An example embodiment bag and connector combination includes a bag
including, a reservoir, a mouth extending from the reservoir, a
mouth flange extending radially outward from a distal end of the
mouth, and a membrane over the mouth flange, the membrane sealing
the mouth. The combination also includes a connector includes, an
annular body, a connector flange extending radially outward from
the annular body, the connector flange being coupled to the mouth
flange, and the membrane is sandwiched between the mouth flange and
the connector flange. The combination also includes a cutting
element within the annular body of the connector, the cutting
element having a cutting edge, the cutting element being slideable
relative to the annular body for moving the cutting edge to a
location external of the annular body and beyond the connector
flange for cutting the membrane. In another example embodiment, a
depression is formed extending axially in the mouth flange for
receiving the cutting edge when the cutting edge is moved to the
location. In yet another example embodiment, the mouth flange is
formed on a flange member coupled to the mouth. In a further
example embodiment, the cutting element is an annular member. In
yet a further example embodiment, the cutting edge is an arcuate
member spanning a majority of a circumference of the cutting
element. In an example embodiment, the cutting edge when moved to
the location external of the annular body and beyond the flange has
a height as measured axially from the flange that varies from a
highest height to a lowest height. In another example embodiment,
the cutting edge extends from a first location to a second
location, and the height is the highest at the first location and
the lowest at the second location. In yet another example
embodiment, the cutting edge extends from a first end to a second
end, and the cutting edge is curved radially inward at each of the
first and second ends.
An example embodiment hydration device includes a mixing conduit
including an inlet for receiving a hydrating liquid and an outlet,
an opening through the conduit for receiving material to be
hydrated, and a plurality of obstructions for obstructing flow
within the conduit between the inlet and the outlet and downstream
of the opening. In an example embodiment, the plurality of
obstructions are defined on a mixing element that is within the
conduit. In another example embodiment, the hydration device also
includes a port extending from the opening through which is
received the material to be hydrated. In yet another example
embodiment, the hydration device further includes a flow
restriction within the conduit defining a flow through opening
having an inner surface diameter smaller than an inner surface
diameter of the inlet, the flow restriction being downstream of the
inlet and upstream of the opening. In a further example embodiment,
the flow restriction inner surface diameter is variable. In yet a
further example embodiment, the flow restriction is a venturi. In
yet a further example embodiment, the port defines a tubular body
having a longitudinal axis that is inclined relative to a
longitudinal axis of the conduit away from the outlet and toward
the inlet. In one example embodiment, the tubular body longitudinal
axis is inclined to the longitudinal axis of the conduit at an
angle of less than 90 degrees as measured from the longitudinal
axis of the conduit to the longitudinal axis of the port. In a
further example embodiment, the angle is about 45 degrees.

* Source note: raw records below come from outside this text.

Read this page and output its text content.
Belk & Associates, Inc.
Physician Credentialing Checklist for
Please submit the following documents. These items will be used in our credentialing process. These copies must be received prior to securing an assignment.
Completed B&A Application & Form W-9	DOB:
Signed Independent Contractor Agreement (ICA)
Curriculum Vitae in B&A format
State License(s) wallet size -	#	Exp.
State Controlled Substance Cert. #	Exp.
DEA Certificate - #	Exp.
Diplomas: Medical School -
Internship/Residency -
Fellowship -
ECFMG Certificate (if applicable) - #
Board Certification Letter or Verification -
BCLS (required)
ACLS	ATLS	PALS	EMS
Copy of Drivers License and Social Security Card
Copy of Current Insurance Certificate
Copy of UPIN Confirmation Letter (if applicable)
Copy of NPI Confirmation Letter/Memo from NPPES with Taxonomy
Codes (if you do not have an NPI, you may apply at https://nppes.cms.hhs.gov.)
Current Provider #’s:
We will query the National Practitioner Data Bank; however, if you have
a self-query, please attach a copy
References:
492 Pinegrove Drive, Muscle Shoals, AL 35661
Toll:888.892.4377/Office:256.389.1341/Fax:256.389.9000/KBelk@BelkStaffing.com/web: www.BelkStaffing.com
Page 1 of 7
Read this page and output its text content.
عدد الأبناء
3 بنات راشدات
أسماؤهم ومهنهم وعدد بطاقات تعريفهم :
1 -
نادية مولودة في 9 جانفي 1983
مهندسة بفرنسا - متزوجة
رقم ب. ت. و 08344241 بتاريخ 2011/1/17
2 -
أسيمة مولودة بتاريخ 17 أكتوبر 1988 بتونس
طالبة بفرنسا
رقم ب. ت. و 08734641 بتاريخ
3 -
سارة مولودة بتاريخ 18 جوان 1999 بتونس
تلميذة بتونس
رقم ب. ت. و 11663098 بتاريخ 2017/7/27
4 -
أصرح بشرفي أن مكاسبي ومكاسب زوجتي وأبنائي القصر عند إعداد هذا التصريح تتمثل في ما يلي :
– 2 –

Another example embodiment hydration system includes a mixing
device having an inlet for receiving a liquid and an outlet, a bag
holding a material to be hydrated by the liquid coupled to the
mixing device, a pump downstream of the mixing device, and a
container for receiving the hydrated material downstream of the
pump.
A further example embodiment rehydration system includes, a mixing
device having an inlet and an outlet, a bag holding a material to
be hydrated by a liquid coupled to the mixing device, a pump
downstream of the mixing device, and a container for holding a
liquid to hydrate the material and for receiving the hydrated
material downstream of the pump and for providing at least one of
the liquid and the hydrated material to the inlet.
An example embodiment method of hydrating a material includes
coupling a bag including the material and being sealed by at least
a balloon to a hydrating system, and deflating at least one of the
at least a balloon while the bag is coupled to the system allowing
the material to be hydrated to flow into the system.
Another example method of hydrating a material includes coupling a
bag including the material and being sealed by a membrane to a
hydrating system, and cutting the membrane while the bag is coupled
to the system allowing the material to be hydrated to flow into the
system.
BRIEF DESCRIPTION OF THE DRAWINGS
FIG. 1A is a perspective view of an example embodiment rehydration
bag.
FIG. 1B is a perspective view of a mouth of the rehydration bag
shown in FIG. 1A.
FIG. 1C is a cross-sectional view of the inflated members used to
seal the rehydration bag shown in FIG. 1A.
FIG. 1D is a perspective view of an inflatable member used to seal
the rehydration bag shown in FIG. 1A.
FIG. 1E is a cross-sectional view of the rehydration bag shown in
FIG. 1A.
FIG. 2A is a plan view of another example embodiment rehydration
bag.
FIG. 2B is a partial cross-sectional view of a section of the
rehydration bag shown in FIG. 2A around arrows 2B-2B.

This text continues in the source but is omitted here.